The work was commissioned buy the V&A as part of the Playstation Season and is a collaboration between UVA, Robert Del Naja (3D of Massive Attack), and his long-term co-writer Neil Davidge (as part of their music production company, one point six).

Staged in the V&A’s John Madejski Garden, the O-Lite is arranged into 46 columns mounted on 6 x 7 grid, each column consisting of 24 O-Lite modules stacked on top of one another. These measure 2.5 metres in height by 12 centimeters wide, and the columns are placed 2 metres apart, each with a speaker on top.

UVA’s Ash Nehru explains, “We’ve worked with XL in the past, and they have always been excellent, so were an obvious choice to supply the hardware and support.” The project was handled for XL by Phil Mercer who says, “It’s very exciting being involved with highly stimulating, provocative experimental digital art like this. It’s interesting, completely different, and great fun to be working with UVA.”

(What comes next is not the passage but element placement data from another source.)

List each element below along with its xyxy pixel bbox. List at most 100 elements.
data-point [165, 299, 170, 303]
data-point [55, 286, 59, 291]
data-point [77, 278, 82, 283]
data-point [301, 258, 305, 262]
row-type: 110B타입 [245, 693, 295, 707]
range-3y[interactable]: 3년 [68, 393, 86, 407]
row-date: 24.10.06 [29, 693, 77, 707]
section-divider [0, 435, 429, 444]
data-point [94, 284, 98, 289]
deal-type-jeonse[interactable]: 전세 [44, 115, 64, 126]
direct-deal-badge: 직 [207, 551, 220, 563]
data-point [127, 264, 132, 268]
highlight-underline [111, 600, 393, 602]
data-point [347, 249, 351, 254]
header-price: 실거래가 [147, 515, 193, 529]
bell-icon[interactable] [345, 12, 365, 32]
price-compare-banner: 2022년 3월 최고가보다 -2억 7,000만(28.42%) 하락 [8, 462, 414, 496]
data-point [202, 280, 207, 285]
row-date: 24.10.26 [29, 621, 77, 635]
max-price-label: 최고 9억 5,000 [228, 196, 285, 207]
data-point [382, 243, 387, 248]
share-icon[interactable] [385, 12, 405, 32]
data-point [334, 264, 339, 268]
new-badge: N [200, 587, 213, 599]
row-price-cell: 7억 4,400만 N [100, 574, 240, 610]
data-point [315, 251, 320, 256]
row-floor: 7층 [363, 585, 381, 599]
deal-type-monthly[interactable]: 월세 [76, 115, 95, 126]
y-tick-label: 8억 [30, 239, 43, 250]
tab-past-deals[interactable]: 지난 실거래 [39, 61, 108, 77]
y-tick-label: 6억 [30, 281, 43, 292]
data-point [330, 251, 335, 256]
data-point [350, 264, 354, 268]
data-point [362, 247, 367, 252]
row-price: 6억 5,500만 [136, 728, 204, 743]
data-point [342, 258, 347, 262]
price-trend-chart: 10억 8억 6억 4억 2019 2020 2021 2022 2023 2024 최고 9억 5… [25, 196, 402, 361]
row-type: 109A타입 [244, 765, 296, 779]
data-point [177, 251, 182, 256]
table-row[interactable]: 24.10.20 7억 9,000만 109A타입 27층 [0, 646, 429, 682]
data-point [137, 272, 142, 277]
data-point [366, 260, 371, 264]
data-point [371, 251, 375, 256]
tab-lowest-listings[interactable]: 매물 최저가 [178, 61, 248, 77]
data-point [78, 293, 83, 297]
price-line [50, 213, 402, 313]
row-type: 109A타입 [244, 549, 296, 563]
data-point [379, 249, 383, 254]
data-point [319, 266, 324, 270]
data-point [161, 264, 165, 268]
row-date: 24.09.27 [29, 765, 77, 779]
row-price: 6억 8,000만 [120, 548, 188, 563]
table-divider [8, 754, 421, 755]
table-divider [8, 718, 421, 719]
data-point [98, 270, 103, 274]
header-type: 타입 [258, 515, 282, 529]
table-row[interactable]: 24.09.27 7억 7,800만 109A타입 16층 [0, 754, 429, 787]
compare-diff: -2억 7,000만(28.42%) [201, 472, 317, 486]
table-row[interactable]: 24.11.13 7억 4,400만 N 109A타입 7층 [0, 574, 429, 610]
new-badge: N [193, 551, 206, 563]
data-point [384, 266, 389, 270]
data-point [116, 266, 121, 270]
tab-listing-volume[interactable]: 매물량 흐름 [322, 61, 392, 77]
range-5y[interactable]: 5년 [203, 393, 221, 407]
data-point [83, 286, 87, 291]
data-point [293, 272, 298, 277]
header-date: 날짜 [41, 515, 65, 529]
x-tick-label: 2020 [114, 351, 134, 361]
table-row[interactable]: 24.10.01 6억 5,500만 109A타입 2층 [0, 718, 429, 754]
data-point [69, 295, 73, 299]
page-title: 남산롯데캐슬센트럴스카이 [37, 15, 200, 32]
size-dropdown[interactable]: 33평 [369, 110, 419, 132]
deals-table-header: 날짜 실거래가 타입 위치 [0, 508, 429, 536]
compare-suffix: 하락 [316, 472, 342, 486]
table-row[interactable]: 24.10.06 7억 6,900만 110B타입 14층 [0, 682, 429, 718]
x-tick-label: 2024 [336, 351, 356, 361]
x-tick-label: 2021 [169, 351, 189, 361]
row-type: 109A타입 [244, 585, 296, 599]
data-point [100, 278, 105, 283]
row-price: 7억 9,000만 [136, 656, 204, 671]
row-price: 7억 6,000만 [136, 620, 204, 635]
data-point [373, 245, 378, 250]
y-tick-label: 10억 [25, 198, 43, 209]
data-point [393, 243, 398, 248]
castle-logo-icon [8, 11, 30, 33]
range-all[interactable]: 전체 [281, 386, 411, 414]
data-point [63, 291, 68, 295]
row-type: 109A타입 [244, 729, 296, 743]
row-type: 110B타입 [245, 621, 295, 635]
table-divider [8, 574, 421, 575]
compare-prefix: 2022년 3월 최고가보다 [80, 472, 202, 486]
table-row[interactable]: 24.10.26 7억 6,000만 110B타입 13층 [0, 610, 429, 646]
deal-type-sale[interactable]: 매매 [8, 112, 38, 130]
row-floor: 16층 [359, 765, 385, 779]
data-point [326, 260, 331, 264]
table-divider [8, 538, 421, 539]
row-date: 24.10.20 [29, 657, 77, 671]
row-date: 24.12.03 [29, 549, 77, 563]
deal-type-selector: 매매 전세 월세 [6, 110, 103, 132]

Each of the speakers emits a separate sound giving 46 channels of computer controlled audio. The 46 columns create a volumetric screen—as opposed to one on a flat plane.

The columns are all mounted on a stage, with the wiring and electronics and electrics hidden beneath. Visitors walk into the space, and at the top of the courtyard is a camera that tracks their movement as they pass through the installation.

The music track (written by one point six) comprises 46 different instruments, each instrument is sent to a different column speaker, and as people approach the columns they activate an audio trigger that plays the instrument routed to that speaker together with a video image that sends ripples and patterns through the O-lite. As they move away, the area then goes dark.

Each note of music causes a line or a shape to appear on the video, so both sound and visuals are controlled in real time by viewers experiencing the work, and the music is rearranged as people move around the space.

Video is generated in real time using custom visual synthesizer modules which run within UVA’s bespoke Dragonfly 3 software (which was also used to control elements of U2’s live video). Audio control is via a Macintosh computer running a bespoke version of Logic software. The column enclosures and risers were fabricated by Lite Structures.